Bipartisanship is hard enough to come by these days, but we are now likely only hours away from the big vote and the American Health Care Act doesn’t seem to have either party squarely behind it. Moderate Republicans believe the bill goes too far, while far-right Republicans believe it doesn’t go far enough.
At the moment, there is no guarantee President Trump and House Speaker Paul Ryan have locked in the 216 votes needed for passage, and speculation is swirling that they may need to pull the bill.
But we’ve been here before.
When and if the bill comes to the floor on Thursday, we will witness two things:
First, votes of this nature are like tight basketball games: Things get the most interesting in the final two minutes. That’s when members of Congress who held their votes suddenly produce them and when the Republican whip redeems votes he really needs and releases those he doesn’t.
Second and related, you will observe Washington’s First Law of Gravity in action: that inexorable force called “party discipline.” Only in the rarest of instances has party discipline failed to prevail.
Wavering House Republicans may remember one instance when their leaders brought a deeply controversial bill to the floor of the House without the requisite votes to pass. The year was 2003 and the bill was Medicare Part D, which expanded Medicare to provide coverage for prescription drugs and which produced the largest overhaul in the history of the program.
For almost half a year, the bill appeared to lack a House majority. Every tweak intended to secure votes on the right lost votes on the left, and vice versa. This legislative “overcook” prompted Republican leaders to force a vote without knowing the outcome.
The bill ultimately passed in the House under circumstances that could only be described as bizarre and dramatic — on both sides of the aisle. As the bill came to a vote at 3 a.m., it was losing by several votes. Inexplicably, Democratic Rep. David Wu refused to vote and sat silently for hours. While a Floor vote is supposed to last 15 minutes, Speaker of the House Dennis Hastert and Majority Leader Tom DeLay held the vote open for hours as they worked to whip their votes.
At almost 6 a.m., the Republican leadership persuaded enough of their members to vote yes, reaching a passing threshold of 218. Once the bill was assured passage, Wu suddenly voted yes, shortly followed by several other conservative Democrats who could now claim bipartisanship in their swing districts while avoiding blame with party leadership.
The bill passed by a final margin of 220-215 and with that, a major piece of legislation that affected the health of millions of seniors was passed. Party discipline carried the day (and night).
But there are also rare instances in which party discipline has been taken for granted. When members are forced to choose between their voters and their party, it can cause chaos on the Hill and beyond.
In 2008, in the darkest moments of the financial crisis, Secretary of the Treasury Henry Paulson urged lawmakers to pass the Emergency Economic Stabilization Act, which established the Troubled Assets Recovery Program, or TARP.
The $700 billion rescue plan was a compromise to bail out banks, developed to keep the financial crisis from spreading across the entire economy.
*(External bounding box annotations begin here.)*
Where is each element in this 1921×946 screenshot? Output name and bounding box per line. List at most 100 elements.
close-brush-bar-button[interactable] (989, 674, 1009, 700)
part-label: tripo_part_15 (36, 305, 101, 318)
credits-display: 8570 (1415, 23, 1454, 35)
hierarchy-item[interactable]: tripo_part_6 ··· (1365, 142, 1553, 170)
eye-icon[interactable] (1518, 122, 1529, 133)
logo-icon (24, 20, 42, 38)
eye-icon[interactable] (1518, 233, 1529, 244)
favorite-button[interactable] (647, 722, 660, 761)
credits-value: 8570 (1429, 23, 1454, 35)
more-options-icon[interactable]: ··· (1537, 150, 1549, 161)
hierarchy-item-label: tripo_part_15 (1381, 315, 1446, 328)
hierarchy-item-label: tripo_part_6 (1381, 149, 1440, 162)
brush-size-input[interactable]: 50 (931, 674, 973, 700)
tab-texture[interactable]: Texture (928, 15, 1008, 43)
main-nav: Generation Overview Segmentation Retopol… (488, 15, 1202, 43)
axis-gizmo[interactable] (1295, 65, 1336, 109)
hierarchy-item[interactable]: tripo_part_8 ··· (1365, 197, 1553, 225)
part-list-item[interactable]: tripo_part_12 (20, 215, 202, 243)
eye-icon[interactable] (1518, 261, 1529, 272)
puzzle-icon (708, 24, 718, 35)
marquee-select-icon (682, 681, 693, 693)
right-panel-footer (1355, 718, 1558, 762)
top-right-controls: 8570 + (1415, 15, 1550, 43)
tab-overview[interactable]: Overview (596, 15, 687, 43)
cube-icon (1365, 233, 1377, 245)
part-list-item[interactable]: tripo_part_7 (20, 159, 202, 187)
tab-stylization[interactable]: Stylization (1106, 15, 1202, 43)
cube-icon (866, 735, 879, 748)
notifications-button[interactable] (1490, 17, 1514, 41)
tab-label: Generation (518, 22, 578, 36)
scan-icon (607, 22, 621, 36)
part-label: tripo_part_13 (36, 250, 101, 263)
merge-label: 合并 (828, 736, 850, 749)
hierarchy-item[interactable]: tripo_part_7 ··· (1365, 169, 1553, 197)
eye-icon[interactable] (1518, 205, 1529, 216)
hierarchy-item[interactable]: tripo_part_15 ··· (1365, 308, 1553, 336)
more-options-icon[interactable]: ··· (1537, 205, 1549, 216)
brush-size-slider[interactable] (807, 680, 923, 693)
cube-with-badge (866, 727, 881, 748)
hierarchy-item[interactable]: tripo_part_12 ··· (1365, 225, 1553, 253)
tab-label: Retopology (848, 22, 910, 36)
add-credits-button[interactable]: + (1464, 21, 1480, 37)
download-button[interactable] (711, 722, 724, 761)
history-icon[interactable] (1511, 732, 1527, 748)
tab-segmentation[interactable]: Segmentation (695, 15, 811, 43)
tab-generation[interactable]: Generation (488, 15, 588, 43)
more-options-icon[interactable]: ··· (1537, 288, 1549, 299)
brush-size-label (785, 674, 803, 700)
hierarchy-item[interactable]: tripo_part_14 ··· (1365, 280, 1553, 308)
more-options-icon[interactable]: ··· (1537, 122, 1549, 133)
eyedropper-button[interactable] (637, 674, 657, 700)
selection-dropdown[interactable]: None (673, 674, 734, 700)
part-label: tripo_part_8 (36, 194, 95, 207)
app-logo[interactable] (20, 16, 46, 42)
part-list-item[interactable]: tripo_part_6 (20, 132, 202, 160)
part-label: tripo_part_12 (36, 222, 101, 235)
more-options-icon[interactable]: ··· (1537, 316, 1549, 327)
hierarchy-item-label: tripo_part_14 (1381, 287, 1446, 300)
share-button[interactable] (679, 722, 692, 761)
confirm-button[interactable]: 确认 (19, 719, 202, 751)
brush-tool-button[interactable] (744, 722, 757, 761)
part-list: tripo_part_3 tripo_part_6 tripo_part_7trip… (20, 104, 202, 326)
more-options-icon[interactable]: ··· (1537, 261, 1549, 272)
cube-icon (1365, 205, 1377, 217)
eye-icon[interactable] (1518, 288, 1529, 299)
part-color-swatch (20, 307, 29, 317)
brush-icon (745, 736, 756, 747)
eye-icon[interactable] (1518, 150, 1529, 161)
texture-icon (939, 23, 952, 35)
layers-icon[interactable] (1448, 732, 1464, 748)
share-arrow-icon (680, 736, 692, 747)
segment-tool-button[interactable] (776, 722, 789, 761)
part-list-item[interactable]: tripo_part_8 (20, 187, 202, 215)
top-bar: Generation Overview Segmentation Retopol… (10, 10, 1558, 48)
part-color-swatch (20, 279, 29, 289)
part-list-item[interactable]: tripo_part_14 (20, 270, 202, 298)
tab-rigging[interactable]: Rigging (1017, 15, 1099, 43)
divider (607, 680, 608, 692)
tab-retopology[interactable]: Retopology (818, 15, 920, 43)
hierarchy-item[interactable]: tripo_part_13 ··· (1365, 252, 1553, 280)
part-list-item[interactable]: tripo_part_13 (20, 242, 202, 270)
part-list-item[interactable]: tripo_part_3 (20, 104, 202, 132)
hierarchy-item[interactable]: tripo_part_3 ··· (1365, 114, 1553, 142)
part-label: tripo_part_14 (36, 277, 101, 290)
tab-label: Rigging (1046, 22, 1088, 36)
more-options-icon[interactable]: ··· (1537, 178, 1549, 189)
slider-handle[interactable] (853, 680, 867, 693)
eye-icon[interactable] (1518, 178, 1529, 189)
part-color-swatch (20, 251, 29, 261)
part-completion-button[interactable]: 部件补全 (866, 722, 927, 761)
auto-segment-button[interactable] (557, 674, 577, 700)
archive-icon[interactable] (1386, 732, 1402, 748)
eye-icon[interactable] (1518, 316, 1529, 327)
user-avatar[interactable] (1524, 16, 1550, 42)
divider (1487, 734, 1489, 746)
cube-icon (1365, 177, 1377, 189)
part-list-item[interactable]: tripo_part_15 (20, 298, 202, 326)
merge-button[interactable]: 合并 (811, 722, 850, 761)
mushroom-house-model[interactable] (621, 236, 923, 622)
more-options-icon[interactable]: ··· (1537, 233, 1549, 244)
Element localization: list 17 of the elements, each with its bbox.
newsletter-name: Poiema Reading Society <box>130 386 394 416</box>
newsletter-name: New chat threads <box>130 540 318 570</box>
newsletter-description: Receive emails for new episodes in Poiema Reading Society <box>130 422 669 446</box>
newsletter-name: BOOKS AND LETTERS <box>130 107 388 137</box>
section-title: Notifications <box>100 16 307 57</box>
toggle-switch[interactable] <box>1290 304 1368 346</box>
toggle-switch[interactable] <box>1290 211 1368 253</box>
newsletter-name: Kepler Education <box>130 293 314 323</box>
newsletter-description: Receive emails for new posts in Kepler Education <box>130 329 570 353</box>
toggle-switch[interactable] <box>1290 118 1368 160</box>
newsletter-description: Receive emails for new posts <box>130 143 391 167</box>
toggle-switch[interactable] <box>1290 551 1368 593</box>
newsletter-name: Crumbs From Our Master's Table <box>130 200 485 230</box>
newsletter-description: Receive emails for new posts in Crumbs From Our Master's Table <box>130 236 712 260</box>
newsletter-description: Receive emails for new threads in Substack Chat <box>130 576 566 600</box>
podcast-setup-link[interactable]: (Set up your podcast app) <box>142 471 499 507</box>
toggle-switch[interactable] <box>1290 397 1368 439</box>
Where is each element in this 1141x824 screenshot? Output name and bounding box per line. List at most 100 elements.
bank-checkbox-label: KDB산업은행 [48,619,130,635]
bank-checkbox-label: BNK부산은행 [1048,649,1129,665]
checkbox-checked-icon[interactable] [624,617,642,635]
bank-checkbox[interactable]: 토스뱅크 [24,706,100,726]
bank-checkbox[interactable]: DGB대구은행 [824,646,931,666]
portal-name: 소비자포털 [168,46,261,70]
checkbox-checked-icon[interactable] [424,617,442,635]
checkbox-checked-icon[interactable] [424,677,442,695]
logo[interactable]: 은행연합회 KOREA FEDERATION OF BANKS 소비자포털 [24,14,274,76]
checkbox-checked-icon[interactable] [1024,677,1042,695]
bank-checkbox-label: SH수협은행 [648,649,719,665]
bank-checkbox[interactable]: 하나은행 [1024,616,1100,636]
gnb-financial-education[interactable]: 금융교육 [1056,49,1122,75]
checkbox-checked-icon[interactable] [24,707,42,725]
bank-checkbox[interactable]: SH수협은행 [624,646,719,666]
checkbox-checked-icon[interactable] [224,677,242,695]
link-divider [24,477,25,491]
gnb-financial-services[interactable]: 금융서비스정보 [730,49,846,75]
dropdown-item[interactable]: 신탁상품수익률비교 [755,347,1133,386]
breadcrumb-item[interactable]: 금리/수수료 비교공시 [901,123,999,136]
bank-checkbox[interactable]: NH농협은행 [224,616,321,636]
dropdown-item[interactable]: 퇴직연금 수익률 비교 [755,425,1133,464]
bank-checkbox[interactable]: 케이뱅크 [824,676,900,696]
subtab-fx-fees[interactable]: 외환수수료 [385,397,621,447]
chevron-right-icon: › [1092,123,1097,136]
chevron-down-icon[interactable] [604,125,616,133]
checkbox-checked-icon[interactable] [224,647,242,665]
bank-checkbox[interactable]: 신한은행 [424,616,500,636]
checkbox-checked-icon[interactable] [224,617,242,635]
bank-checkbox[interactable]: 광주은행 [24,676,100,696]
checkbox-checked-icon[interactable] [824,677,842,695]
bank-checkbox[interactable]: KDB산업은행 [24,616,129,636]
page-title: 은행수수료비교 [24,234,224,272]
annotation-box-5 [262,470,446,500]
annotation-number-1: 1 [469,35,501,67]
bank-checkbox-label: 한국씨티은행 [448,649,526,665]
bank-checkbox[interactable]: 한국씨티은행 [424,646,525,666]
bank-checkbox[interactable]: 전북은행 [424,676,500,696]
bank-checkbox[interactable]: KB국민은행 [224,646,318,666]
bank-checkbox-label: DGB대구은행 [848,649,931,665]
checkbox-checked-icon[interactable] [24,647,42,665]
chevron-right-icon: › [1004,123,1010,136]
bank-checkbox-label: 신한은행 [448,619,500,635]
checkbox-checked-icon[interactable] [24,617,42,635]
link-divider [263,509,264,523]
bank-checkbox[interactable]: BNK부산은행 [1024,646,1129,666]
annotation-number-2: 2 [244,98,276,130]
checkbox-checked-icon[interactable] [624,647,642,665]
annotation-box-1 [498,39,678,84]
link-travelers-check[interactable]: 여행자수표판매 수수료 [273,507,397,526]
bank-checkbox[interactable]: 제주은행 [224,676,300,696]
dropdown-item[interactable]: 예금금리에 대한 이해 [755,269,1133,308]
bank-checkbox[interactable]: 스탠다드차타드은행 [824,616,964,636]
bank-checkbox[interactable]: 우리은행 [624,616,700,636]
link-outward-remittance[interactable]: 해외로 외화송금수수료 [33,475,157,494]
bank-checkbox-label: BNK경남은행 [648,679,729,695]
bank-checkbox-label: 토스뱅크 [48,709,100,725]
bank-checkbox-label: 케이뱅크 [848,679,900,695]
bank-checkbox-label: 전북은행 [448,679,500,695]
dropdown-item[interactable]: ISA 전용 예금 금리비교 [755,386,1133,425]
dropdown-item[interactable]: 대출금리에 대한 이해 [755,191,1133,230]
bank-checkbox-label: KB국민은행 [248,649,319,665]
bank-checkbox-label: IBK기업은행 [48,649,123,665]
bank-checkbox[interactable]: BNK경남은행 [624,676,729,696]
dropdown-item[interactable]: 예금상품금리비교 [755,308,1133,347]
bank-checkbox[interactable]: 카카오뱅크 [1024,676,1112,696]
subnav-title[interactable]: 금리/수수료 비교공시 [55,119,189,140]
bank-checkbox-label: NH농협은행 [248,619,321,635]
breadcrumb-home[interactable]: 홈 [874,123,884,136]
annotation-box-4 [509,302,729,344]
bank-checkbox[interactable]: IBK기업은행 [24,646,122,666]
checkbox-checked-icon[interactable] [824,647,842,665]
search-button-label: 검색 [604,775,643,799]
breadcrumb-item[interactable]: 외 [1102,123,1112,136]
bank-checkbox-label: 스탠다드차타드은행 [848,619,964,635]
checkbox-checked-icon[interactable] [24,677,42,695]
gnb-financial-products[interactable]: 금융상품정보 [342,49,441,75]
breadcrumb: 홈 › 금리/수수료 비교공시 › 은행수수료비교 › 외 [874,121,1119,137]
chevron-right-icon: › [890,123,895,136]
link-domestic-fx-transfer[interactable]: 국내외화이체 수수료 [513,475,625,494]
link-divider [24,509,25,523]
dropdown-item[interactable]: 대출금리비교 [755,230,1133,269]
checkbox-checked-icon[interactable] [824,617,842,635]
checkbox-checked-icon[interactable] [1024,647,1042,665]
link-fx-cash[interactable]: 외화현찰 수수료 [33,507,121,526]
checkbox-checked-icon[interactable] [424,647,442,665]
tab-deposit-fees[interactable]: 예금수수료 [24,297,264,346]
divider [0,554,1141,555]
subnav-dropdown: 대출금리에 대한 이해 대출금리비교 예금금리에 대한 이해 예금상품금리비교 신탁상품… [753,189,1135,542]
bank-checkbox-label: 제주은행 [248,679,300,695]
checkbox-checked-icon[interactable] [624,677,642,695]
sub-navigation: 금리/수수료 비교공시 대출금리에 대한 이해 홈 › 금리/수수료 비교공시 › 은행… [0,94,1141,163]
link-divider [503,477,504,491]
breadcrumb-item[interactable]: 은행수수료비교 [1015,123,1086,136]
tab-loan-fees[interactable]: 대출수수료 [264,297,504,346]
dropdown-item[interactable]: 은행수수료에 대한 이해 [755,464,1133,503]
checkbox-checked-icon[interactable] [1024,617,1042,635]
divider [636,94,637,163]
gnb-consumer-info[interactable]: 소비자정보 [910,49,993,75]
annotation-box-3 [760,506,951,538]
Many anxious Americans, both Democrats and Republicans, were unable to reconcile how we could lend the largest banks in the nation hundreds of billions of dollars, while average Americans were forced out of their homes and laid off. While the bill was wildly unpopular, it was one of few options that could hold us back from total economic collapse.
The choice was clear, but the path to passage was not.
In the first round, neither party could round up the necessary votes. The bill failed by a margin of 205-228.
The markets reacted. Strongly. As the bill went down, so did the Dow Jones Industrial Average, suffering its largest single-day point drop.
In the resulting panic, Chairman of the Federal Reserve Ben Bernanke warned that the sky would collapse if the banks weren’t rescued. Just days later, the Senate passed a revised version of the bill with a 74-25 vote. An angry House member accused the Senate of “legislating by blunt force.”
The bill went back before the House, where the urgent need was now plainly obvious. The revised bill passed by a margin of 263-171. Thirty-three Democrats and 24 Republicans who previously voted against the bill changed their positions. Economic collapse was averted, priorities changed and party discipline prevailed.
When legislation does not have a clear majority of votes, it’s ultimately unwise to assume it will fail. Party leadership, and especially a President who seems to thrive on doling out threats, have ways to influence vacillating members of their party to ensure a path to passage.
If Ryan decides to force a vote on Thursday, watch for those uncommitted House Republicans to suddenly find excuses to vote for a bill they may have had principled opposition to mere days ago. Because while some members might oppose a bill on principle, in Congress, more often than not, principle comes second to party.